USADA’s Lance Armstrong Report Suggests Hypoxic Chambers Can Fool EPO Tests
Last year, then-World No. 1 Novak Djokovic caused a stir when he mentioned using a hypoxic chamber called CVAC in his training.
The USADA’s recently released report on the findings in the Lance Armstrong doping case suggest that Armstrong’s doctor, Michelle Ferrari, advised the use of hypoxic chambers to fool EPO tests:
Dr. Ferrari recognized that the EPO testing method works through separating and measuring the quantity (known as “intensity”) of various types of EPO and comparing the ratio of EPO bands in what is known as the “basic” region (where the bands tend to be caused by the administration of synthetic EPO) to bands in the acidic region (where the bands are naturally produced).
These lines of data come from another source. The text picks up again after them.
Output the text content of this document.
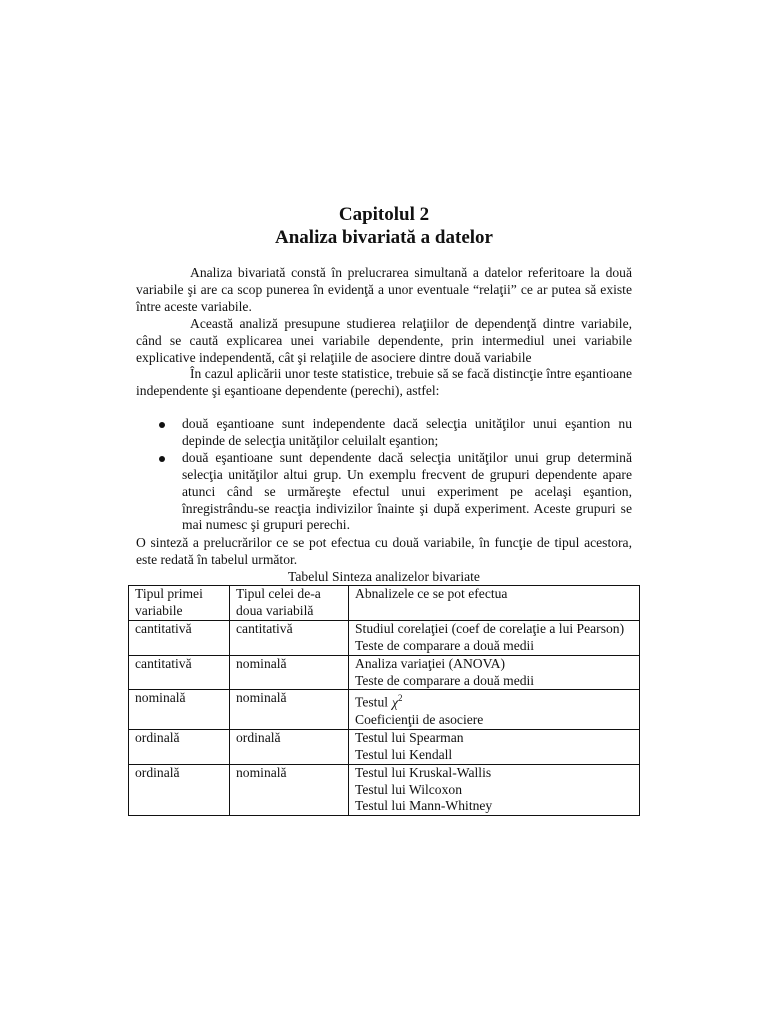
Capitolul 2
Analiza bivariată a datelor

Analiza bivariată constă în prelucrarea simultană a datelor referitoare la două variabile şi are ca scop punerea în evidenţă a unor eventuale “relaţii” ce ar putea să existe între aceste variabile.

Această analiză presupune studierea relaţiilor de dependenţă dintre variabile, când se caută explicarea unei variabile dependente, prin intermediul unei variabile explicative independentă, cât şi relaţiile de asociere dintre două variabile

În cazul aplicării unor teste statistice, trebuie să se facă distincţie între eşantioane independente şi eşantioane dependente (perechi), astfel:

două eşantioane sunt independente dacă selecţia unităţilor unui eşantion nu depinde de selecţia unităţilor celuilalt eşantion;
două eşantioane sunt dependente dacă selecţia unităţilor unui grup determină selecţia unităţilor altui grup. Un exemplu frecvent de grupuri dependente apare atunci când se urmăreşte efectul unui experiment pe acelaşi eşantion, înregistrându-se reacţia indivizilor înainte şi după experiment. Aceste grupuri se mai numesc şi grupuri perechi.

O sinteză a prelucrărilor ce se pot efectua cu două variabile, în funcţie de tipul acestora, este redată în tabelul următor.

Tabelul Sinteza analizelor bivariate
Tipul primei variabile	Tipul celei de-a doua variabilă	Abnalizele ce se pot efectua
cantitativă	cantitativă	Studiul corelaţiei (coef de corelaţie a lui Pearson)
Teste de comparare a două medii

cantitativă	nominală	Analiza variaţiei (ANOVA)
Teste de comparare a două medii

nominală	nominală	Testul $\chi^2$
Coeficienţii de asociere

ordinală	ordinală	Testul lui Spearman
Testul lui Kendall

ordinală	nominală	Testul lui Kruskal-Wallis
Testul lui Wilcoxon
Testul lui Mann-Whitney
However, because the test operates by measuring a ratio, the test can be fooled to a degree by increasing the amount of EPO in the acidic region (i.e., those produced naturally), which can be accomplished by stimulating natural production of EPO either through going to altitude or by sleeping in an altitude tent (also known as a “hypoxic chamber”). Dr. Ferrari advised the use of hypoxic chambers to reduce the effectiveness of the EPO test in detecting the use of synthetic EPO. Regular training at altitude (such as at St. Moritz, Tenerife or Aspen) would achieve a similar result.
The use of such chambers is likely common among professional athletes, including other tennis players, but the information is nonetheless interesting.